Civil Service: City of Houston v. Reyes, No. 14-19-00291-CV, 2021 WL 1685230 (Tex. App.—Houston [14th Dist.] Apr. 29, 2021). The City of Houston and the Houston Professional Fire Fighters’ Association, Local 341 (Association) entered into a Collective Bargaining Agreement (CBA) in 2011 that governed point calculations for promotional examination test scores. The CBA expired on June 30, 2017. Reyes and Rodriguez took the promotional exam on July 12, 2017, and the exams were scored by the Civil Service Commission (Commission) in accordance with the rules of the then-expired CBA, which cost them each ten additional points on the exam. They appealed the Commission’s decision. The Commission reversed itself and rescored the exams pursuant to Chapter 143 of the Texas Local Government Code. Other firefighters appealed this reversal, and Commission reversed itself again, holding that the exams would be scored according to the CBA. Reyes and Martinez filed suit. The city moved for summary judgement on the grounds that the Commission lacked subject matter jurisdiction to issue the orders they had issued. The trial court denied this motion, and the City filed this interlocutory appeal, arguing that the Commission did not have jurisdiction to issue said orders, because Reyes and Martinez should have followed the CBA’s notice filing rules and deadlines rather than Chapter 143.

When deciding whether notice provisions are jurisdictional, the court considers: (1) the plain language of the statute; (2) whether there was a statutory prerequisite for filing a lawsuit or appeal; (3) whether there was a specific consequence for noncompliance; and (4) the consequences flowing from interpretation of the statute.

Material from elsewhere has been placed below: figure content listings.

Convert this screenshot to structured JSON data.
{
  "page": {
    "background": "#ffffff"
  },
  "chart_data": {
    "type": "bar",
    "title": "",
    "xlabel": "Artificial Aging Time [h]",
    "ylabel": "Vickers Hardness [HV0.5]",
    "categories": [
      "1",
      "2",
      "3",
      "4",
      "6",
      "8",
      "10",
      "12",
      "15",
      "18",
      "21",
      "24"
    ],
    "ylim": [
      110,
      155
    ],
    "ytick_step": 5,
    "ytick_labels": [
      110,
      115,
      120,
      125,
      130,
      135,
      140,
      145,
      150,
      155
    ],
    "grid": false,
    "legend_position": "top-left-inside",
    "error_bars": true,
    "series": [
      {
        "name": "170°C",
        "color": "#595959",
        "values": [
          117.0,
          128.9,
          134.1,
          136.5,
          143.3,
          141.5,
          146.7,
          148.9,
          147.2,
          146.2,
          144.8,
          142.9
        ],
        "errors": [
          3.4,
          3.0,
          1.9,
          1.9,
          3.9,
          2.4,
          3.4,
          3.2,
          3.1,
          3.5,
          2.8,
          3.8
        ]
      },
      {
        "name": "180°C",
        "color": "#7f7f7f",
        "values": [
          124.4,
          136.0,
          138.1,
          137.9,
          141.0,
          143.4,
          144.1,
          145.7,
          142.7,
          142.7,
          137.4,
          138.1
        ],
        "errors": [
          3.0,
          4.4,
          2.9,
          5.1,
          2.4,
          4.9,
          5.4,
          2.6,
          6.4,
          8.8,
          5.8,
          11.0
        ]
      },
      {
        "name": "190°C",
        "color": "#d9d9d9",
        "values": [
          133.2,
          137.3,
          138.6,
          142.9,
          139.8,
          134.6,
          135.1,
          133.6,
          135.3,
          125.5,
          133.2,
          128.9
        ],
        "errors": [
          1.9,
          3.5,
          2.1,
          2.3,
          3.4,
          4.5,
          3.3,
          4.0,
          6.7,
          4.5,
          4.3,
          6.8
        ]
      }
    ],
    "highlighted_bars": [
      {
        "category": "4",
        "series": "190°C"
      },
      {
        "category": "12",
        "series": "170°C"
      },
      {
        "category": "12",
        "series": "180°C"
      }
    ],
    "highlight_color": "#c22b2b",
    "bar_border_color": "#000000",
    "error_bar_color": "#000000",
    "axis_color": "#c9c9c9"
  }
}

The appellate court affirmed the trial court’s dismissal and declined to impose a jurisdictional requirement on the notice of appeal as there was no clear statutory requirement to do so.

Ultra Vires: Pidgeon v. Turner, No. 14-19-00214-CV, 2021 WL 1686746 (Tex. App.—Houston [14th Dist.] Apr. 29, 2021). The parties to this appeal have been engaged in related litigation since 2013, when the City of Houston extended benefits to spouses in same-sex marriages on the same terms as spouses in opposite-sex marriages. The plaintiffs sued specifically to: (1) enjoin the mayor’s allegedly ultra vires expenditures of public funds and claw those funds back; (2) declare the mayor’s directive extending the benefits to be in violation of state law; and (3) declare that city officials have no authority to disregard state law merely because it conflicts with their personal beliefs. The city filed a plea to the jurisdiction and motion for summary judgment, which the trial court granted, dismissing all plaintiffs’ claims with prejudice. Plaintiffs appealed.

The appellate court found that, in providing same-sex benefits, the mayor and the city had not committed any ultra vires impermissible acts in light of the United States Supreme Court’s decision upholding same-sex marriage, and that there is no basis to eliminate spousal benefits for all city employees.